Mas os mecanismos regulatórios estão voltados também para os aspectos
econômico-financeiros da Saúde Suplementar. Sabe-se que a
desestabilização financeira das operadoras de plano de saúde não é
interessante para ninguém, muito menos para o consumidor. Este tem total
interesse que tais empresas desenvolvam suas atividades de forma lícita
e sustentável, possuindo capital disponível suficiente para cumprir
suas responsabilidades contratuais. Em virtude disso, a atividade
regulatória tem verificado se as operadoras possuem real capacidade de
ofertar os serviços contratados, impondo regras mais rígidas para a
constituição dessas empresas, sendo que apenas aquelas com condições
financeiras mínimas de se manter no mercado passam a ter registro na
ANS. Atualmente, dentre outros requisitos para operação, exige-se das
operadoras capital social mínimo, provisão de risco, provisão para
eventos não ocorridos e não avisados e margem de solvência (REZENDE,
2011, p. 36).
Na medida em que as operadoras tiveram que garantir maior equilíbrio
econômico-financeiro para se manter no seu ramo de atividade, os
contratos de planos de saúde se revestiram de maior segurança jurídica.

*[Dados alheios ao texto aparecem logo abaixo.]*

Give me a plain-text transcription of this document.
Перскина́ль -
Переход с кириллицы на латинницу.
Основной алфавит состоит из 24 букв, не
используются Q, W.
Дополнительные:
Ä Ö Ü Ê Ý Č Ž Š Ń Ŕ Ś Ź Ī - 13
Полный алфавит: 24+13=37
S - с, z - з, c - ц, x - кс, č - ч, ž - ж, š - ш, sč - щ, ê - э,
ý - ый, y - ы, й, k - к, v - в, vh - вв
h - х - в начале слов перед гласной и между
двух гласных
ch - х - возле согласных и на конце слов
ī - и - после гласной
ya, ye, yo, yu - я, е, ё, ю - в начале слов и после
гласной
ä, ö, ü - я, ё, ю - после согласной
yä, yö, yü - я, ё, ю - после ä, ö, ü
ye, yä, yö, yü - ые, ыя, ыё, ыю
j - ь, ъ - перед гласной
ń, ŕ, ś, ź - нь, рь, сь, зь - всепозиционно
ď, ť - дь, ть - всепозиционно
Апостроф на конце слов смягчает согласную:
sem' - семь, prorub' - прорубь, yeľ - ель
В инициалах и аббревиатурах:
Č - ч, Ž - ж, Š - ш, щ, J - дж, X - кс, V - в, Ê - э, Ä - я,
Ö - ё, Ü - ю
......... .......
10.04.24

Não se pode negar que a solvência das empresas é um requisito fático
para o cumprimento dos contratos. E essa lógica ganha ainda mais
importância quando tratamos de serviços de saúde, já que o não
cumprimento das obrigações contratuais por parte das operadoras é capaz
de gerar sérios prejuízos aos consumidores (REZENDE, 2011, p.34). Porém,
ao mesmo tempo em que o mercado da Saúde Suplementar se revestiu de
maiores garantias econômicas, ocorreu uma limitação no número de pessoas
jurídicas capazes de cumprir os requisitos necessários para adentrarem
no mencionado mercado. A conseqüência natural de tal realidade: a grande
concentração de beneficiários em algumas poucas operadoras. Em 2009,
mais de metade dos consumidores (50,2%) dos serviços suplementares de
saúde estava vinculada a apenas 38 operadoras, de um total de 1.098.

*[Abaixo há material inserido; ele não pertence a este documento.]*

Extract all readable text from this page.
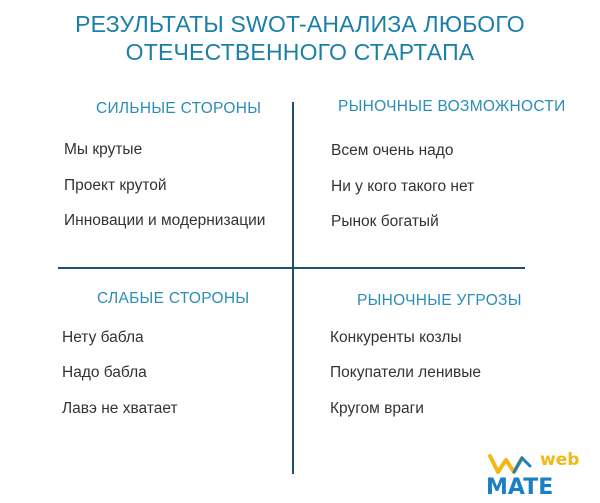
РЕЗУЛЬТАТЫ SWOT-АНАЛИЗА ЛЮБОГО
ОТЕЧЕСТВЕННОГО СТАРТАПА
СИЛЬНЫЕ СТОРОНЫ
Мы крутые
Проект крутой
Инновации и модернизации
РЫНОЧНЫЕ ВОЗМОЖНОСТИ
Всем очень надо
Ни у кого такого нет
Рынок богатый
СЛАБЫЕ СТОРОНЫ
Нету бабла
Надо бабла
Лавэ не хватает
РЫНОЧНЫЕ УГРОЗЫ
Конкуренты козлы
Покупатели ленивые
Кругом враги
web
MATE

Acrescenta-se ainda que 90% dos beneficiários estavam concentrados em
366 empresas, enquanto os 10% restantes de dividiam nas outras 725
(RIANI, 2012, p. 26). Nesse contexto, a concorrência entre empresas fica
extremamente desequilibrada, situação que prejudica a oferta de
vantagens aos beneficiários. Tal fato legitima ainda mais o
estabelecimento de conteúdos contratuais mínimos por parte da ANS,
objetivando que a baixa concorrência não submeta os consumidores a
contratos abusivos.
Outro impacto da regulação estatal sobre o setor da Saúde Suplementar
se refere ao considerável impacto financeiro gerado. A exigência de uma
cobertura mínima e a limitação no reajuste das mensalidades foram as
principais razões para que as operadoras de planos de saúde passassem a
ter maiores despesas assistenciais. Paulo Roberto de Rezende (2011,
p.38) faz a seguinte consideração sobre o assunto:
Segundo dados da ANS, em 2003 as operadoras médico-hospitalares
apresentaram uma receita de R$28.244.222.059, com uma despesa
assistencial no importe de R$22.967.722.881, sendo que até o primeiro
trimestre de 2011 já apresentavam uma receita de R$71.097.946.389 contra
uma despesa assistencial de R$57.650.399.394. Caso leve-se em
consideração apenas este dado, chega-se a um superávit de
R$13.447.546.215, a ser dividido entre as 1.618 operadoras com registro
na ANS, o que alcançaria um lucro de pouco mais de R$8.000.000,00 por
ano. Esta situação demonstra que as operadoras não são tão
superavitárias quanto se pensa e, ainda, deixa evidente que os custos
assistenciais estão aumentando.
Como já mencionado, o incremento tecnológico contínuo na área da saúde
torna a assistência cada vez mais onerosa, sem necessariamente trazer
benefícios proporcionais. Esse fato, aliado ao aumento da faixa etária
média dos beneficiários de planos de saúde, tem onerado de forma
importante as operadoras. Esta realidade econômica impõe restrições à
atividade regulatória estatal, que deve considerar as limitações
financeiras das operadoras de planos de saúde, sob pena de inviabilizar a
existência delas. Tais particularidades financeiras é que irão
fundamentar, por exemplo, a estipulação de um período de carência de 24
meses para as doenças preexistentes.